Going from one point to another

4

With the following facts,

x(p1,d1,c,d,e,f),
y(d1,d2,i,j,k,l),
z(d2,d3,o,p,q,r),

Think of them as points, I would like to know how I can go from x to z, by inputting p1 and d3.

I have, for example:

write('Partida: '),nl,
read(Partida_it),
write('Destino: '),nl,
read(Destino_it),
    viagem(Partida_it,Destino_it,C,D,E,F),nl,
    write(Partida_it),write('<-->'),write(Destino_it),nl,
write('Tipo: '),write(C),nl,
write('Hora de partida: '),write(D),nl,
write('Hora de chegada: '),write(E),nl,
write('Preco: '),write(F),nl,
    fail,

In case this trip already exists ^

viagem(Partida_it,B,C,D,_,P1),nl,
viagem(B,Destino_it,F,_,E,P2),nl,
P is P1+P2,
write(Partida_it),write('<-->'),write(Destino_it),nl,
write('Tipo: '),write(C),write('e'),write(F),nl,
write('Hora de partida: '),write(D),nl,
write('Hora de chegada: '),write(E),nl,
write('Preco: '),write(P),nl,
    fail.

I've been stuck with this problem for a couple of hours now.

    
asked by anonymous 15.05.2015 / 22:49

1 answer

4

Its logic, at a high level, would be as follows:

  • If there is a journey from Partida to Destino , do it and that's it;
  • Otherwise, travel to a point X you have not visited , and then try to travel from X to Destino .
  • Verify that you have visited X or is not important, otherwise you can enter an infinite loop.

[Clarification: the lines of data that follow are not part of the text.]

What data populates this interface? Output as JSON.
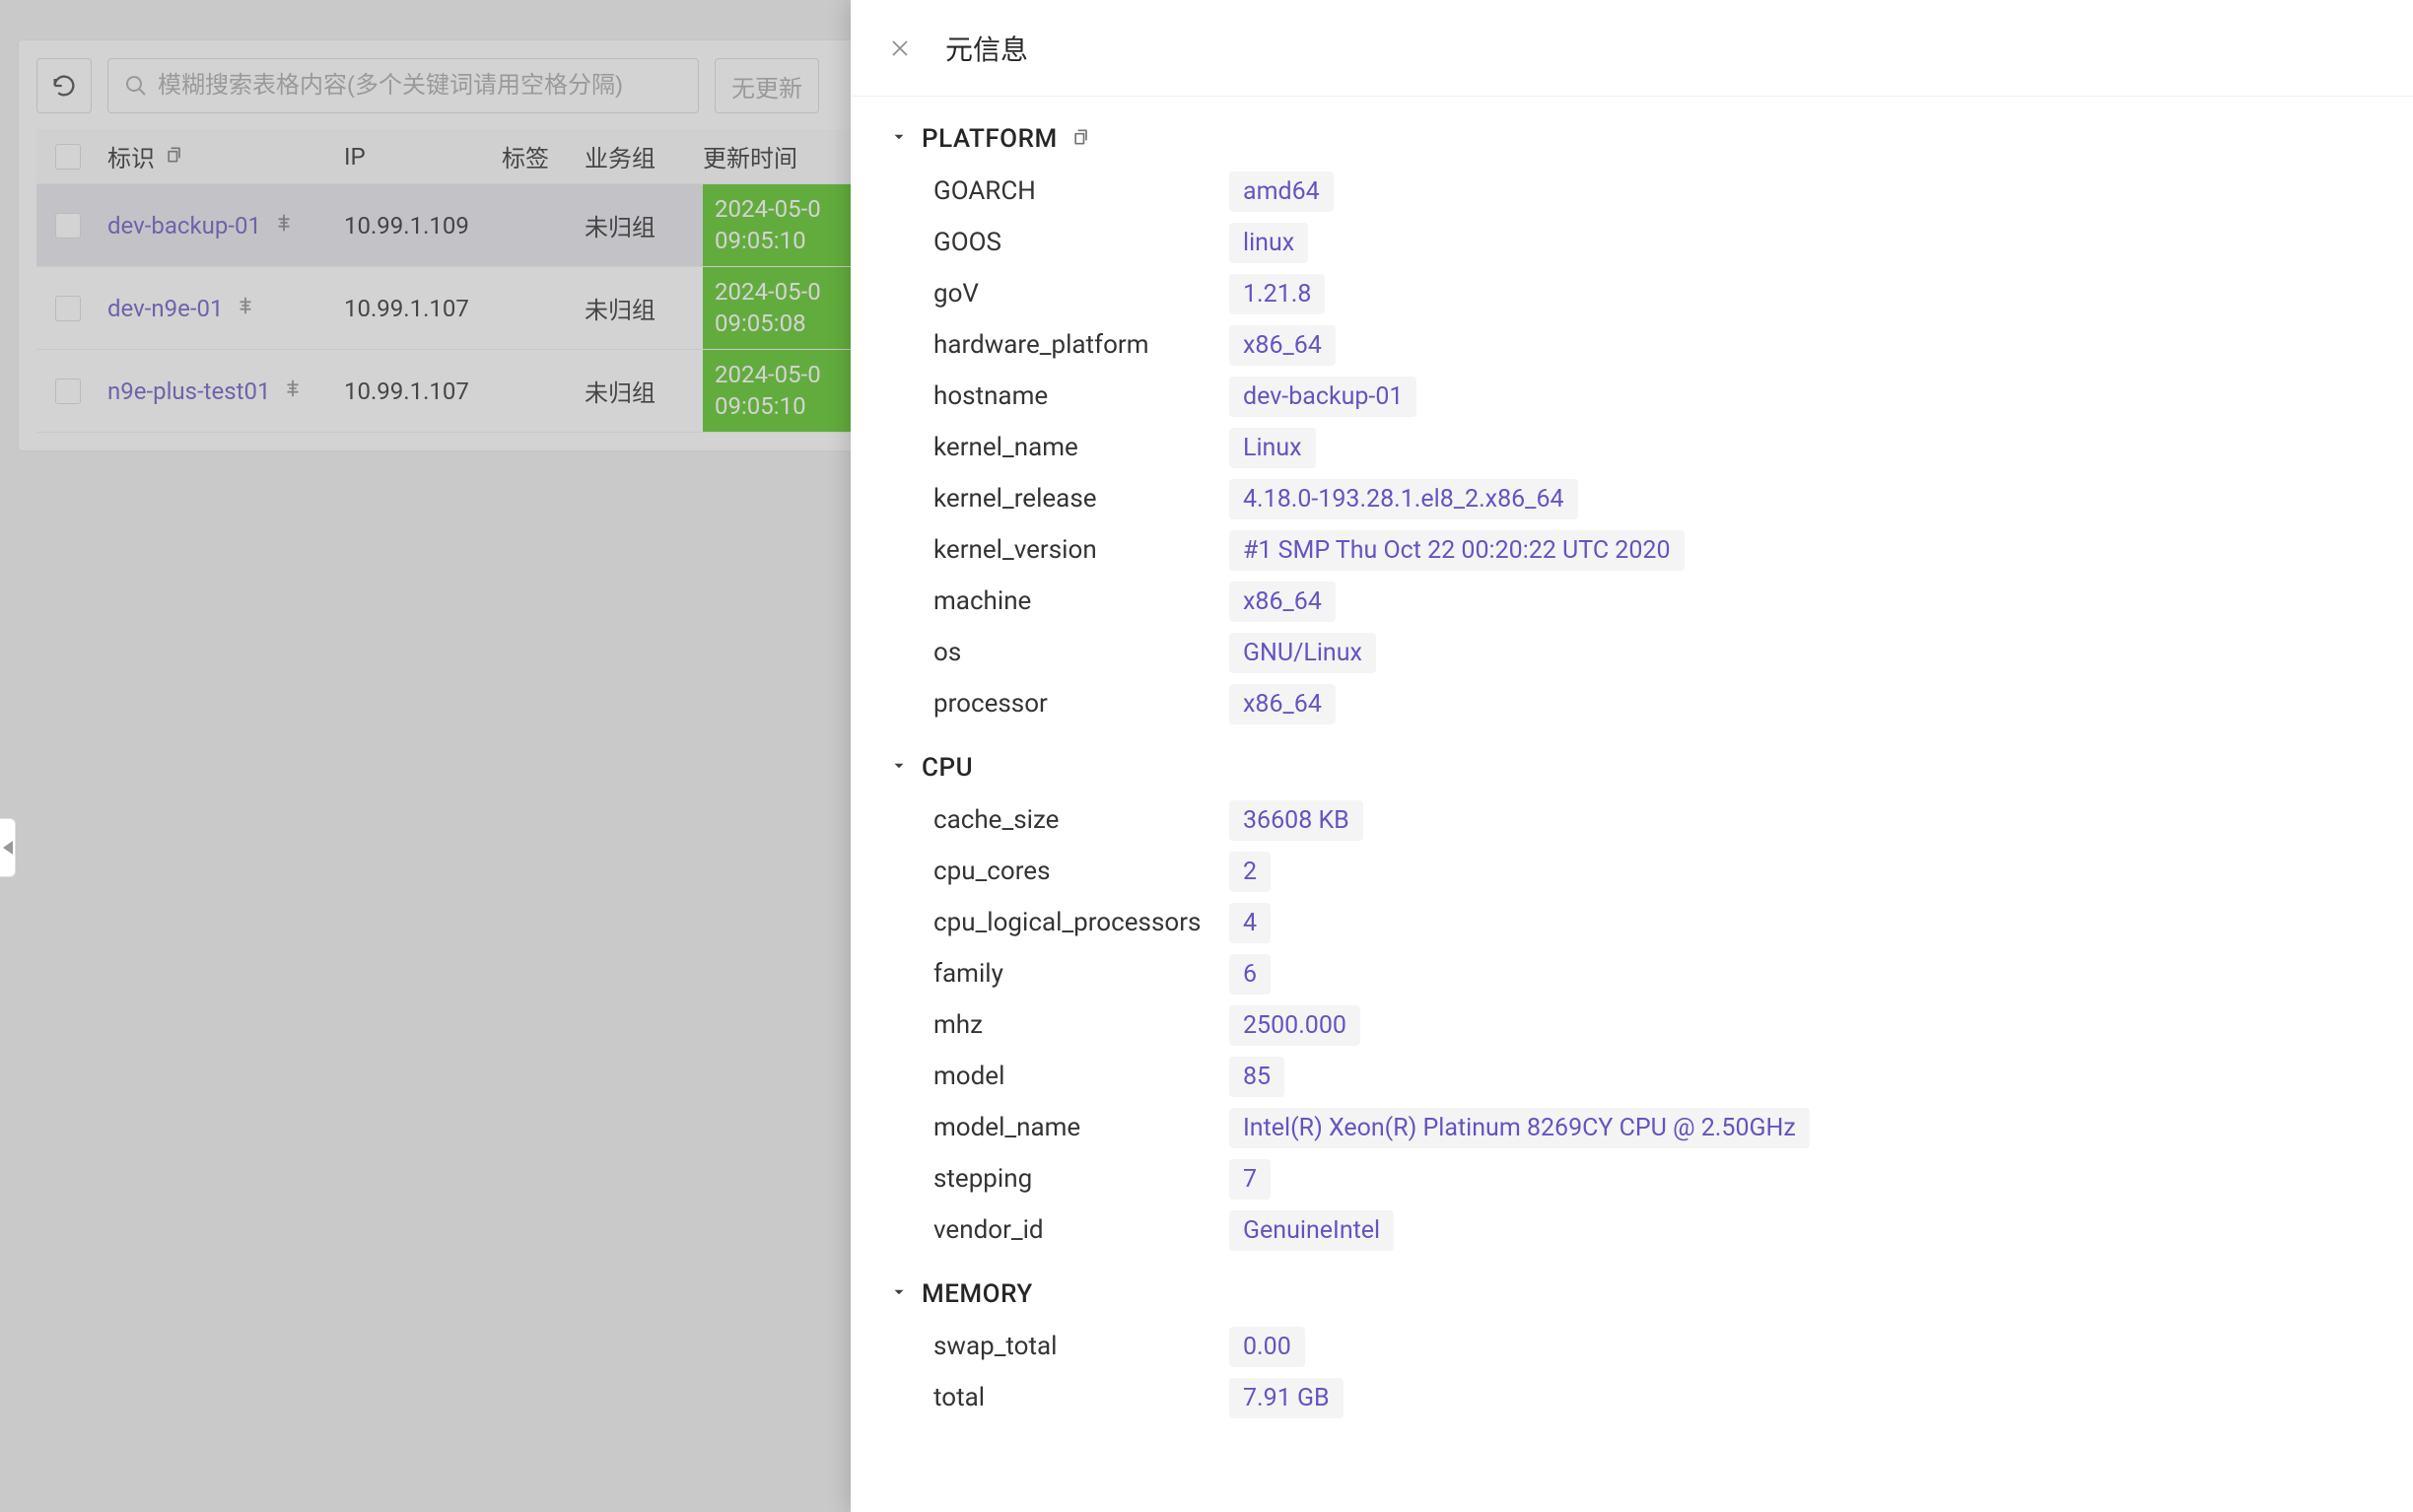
{
  "toolbar": {
    "search_placeholder": "模糊搜索表格内容(多个关键词请用空格分隔)",
    "filter_placeholder": "无更新"
  },
  "table": {
    "headers": {
      "id": "标识",
      "ip": "IP",
      "tag": "标签",
      "group": "业务组",
      "update_time": "更新时间"
    },
    "rows": [
      {
        "id": "dev-backup-01",
        "ip": "10.99.1.109",
        "group": "未归组",
        "time1": "2024-05-0",
        "time2": "09:05:10",
        "selected": true
      },
      {
        "id": "dev-n9e-01",
        "ip": "10.99.1.107",
        "group": "未归组",
        "time1": "2024-05-0",
        "time2": "09:05:08",
        "selected": false
      },
      {
        "id": "n9e-plus-test01",
        "ip": "10.99.1.107",
        "group": "未归组",
        "time1": "2024-05-0",
        "time2": "09:05:10",
        "selected": false
      }
    ]
  },
  "drawer": {
    "title": "元信息",
    "sections": [
      {
        "name": "PLATFORM",
        "copy_icon": true,
        "items": [
          {
            "key": "GOARCH",
            "value": "amd64"
          },
          {
            "key": "GOOS",
            "value": "linux"
          },
          {
            "key": "goV",
            "value": "1.21.8"
          },
          {
            "key": "hardware_platform",
            "value": "x86_64"
          },
          {
            "key": "hostname",
            "value": "dev-backup-01"
          },
          {
            "key": "kernel_name",
            "value": "Linux"
          },
          {
            "key": "kernel_release",
            "value": "4.18.0-193.28.1.el8_2.x86_64"
          },
          {
            "key": "kernel_version",
            "value": "#1 SMP Thu Oct 22 00:20:22 UTC 2020"
          },
          {
            "key": "machine",
            "value": "x86_64"
          },
          {
            "key": "os",
            "value": "GNU/Linux"
          },
          {
            "key": "processor",
            "value": "x86_64"
          }
        ]
      },
      {
        "name": "CPU",
        "copy_icon": false,
        "items": [
          {
            "key": "cache_size",
            "value": "36608 KB"
          },
          {
            "key": "cpu_cores",
            "value": "2"
          },
          {
            "key": "cpu_logical_processors",
            "value": "4"
          },
          {
            "key": "family",
            "value": "6"
          },
          {
            "key": "mhz",
            "value": "2500.000"
          },
          {
            "key": "model",
            "value": "85"
          },
          {
            "key": "model_name",
            "value": "Intel(R) Xeon(R) Platinum 8269CY CPU @ 2.50GHz"
          },
          {
            "key": "stepping",
            "value": "7"
          },
          {
            "key": "vendor_id",
            "value": "GenuineIntel"
          }
        ]
      },
      {
        "name": "MEMORY",
        "copy_icon": false,
        "items": [
          {
            "key": "swap_total",
            "value": "0.00"
          },
          {
            "key": "total",
            "value": "7.91 GB"
          }
        ]
      }
    ]
  }
}
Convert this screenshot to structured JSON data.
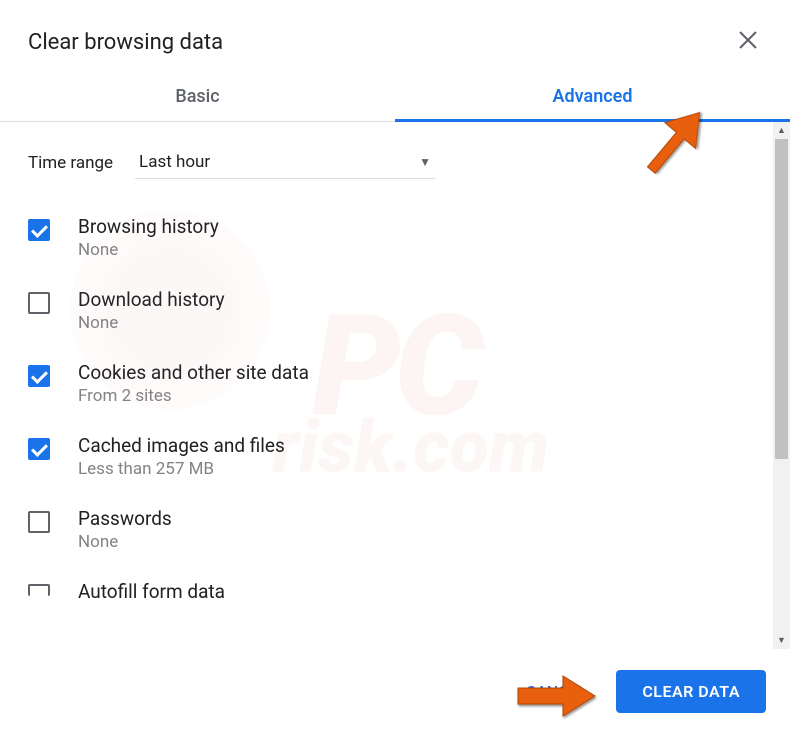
{
  "dialog": {
    "title": "Clear browsing data"
  },
  "tabs": {
    "basic": "Basic",
    "advanced": "Advanced"
  },
  "timeRange": {
    "label": "Time range",
    "value": "Last hour"
  },
  "items": [
    {
      "title": "Browsing history",
      "subtitle": "None",
      "checked": true
    },
    {
      "title": "Download history",
      "subtitle": "None",
      "checked": false
    },
    {
      "title": "Cookies and other site data",
      "subtitle": "From 2 sites",
      "checked": true
    },
    {
      "title": "Cached images and files",
      "subtitle": "Less than 257 MB",
      "checked": true
    },
    {
      "title": "Passwords",
      "subtitle": "None",
      "checked": false
    },
    {
      "title": "Autofill form data",
      "subtitle": "",
      "checked": false
    }
  ],
  "footer": {
    "cancel": "CANCEL",
    "clear": "CLEAR DATA"
  },
  "annotations": {
    "arrowColor": "#E8610F"
  }
}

This can be done by saving the points you've already passed in a list, and by choosing a destination by checking whether or not that point is in the list.

    In code:

    viajar(A, B, _, [viagem(A, B, C, D, E, F)]) :-
        viagem(A, B, C, D, E, F), % Se existe uma viagem direta de A a B
        !.                        % Não precisa procurar mais
    
    viajar(A, B, JaVisitou, [viagem(A, X, C, D, E, F)|Lista]) :-
        viagem(A, X, C, D, E, F),           % Escolhe um destino qualquer
        \+ member(X, JaVisitou),            % Que você ainda não visitou
        viajar(X, B, [X|JaVisitou], Lista). % E tente ir dele até B
    

    The result of a call passing Partida and Destino would be a list of all trips that have to be made:

    ?- viajar(roma, porto, [roma], Lista).
    Lista = [viagem(roma, lisboa, aviao, 12:00, 15:00, 300), viagem(lisboa, porto, comboio, 16:00, 18:00, 10)]
    

    Example on ideone . From there you can do operations in this list, type print all the steps:

    passos([]).
    passos([viagem(A,B,C,D,E,F)|R]) :-
        write(A),write('<-->'),write(B),nl,
        write('Tipo: '),write(C),nl,
        write('Hora de partida: '),write(D),nl,
        write('Hora de chegada: '),write(E),nl,
        write('Preco: '),write(F),nl,
        passo(R).
    

    And calculate the total price:

    preco([], 0).
    preco([viagem(_,_,_,_,_,P)|R], Total) :-
        preco(R, X),
        Total is P + X.
    

    Etc. Note: In the examples above, I did not use tail recursion, to make the answer simpler and logic clear. In practice, you should use accumulators instead of doing additional operations after the recursive call.

        
    15.05.2015 / 23:41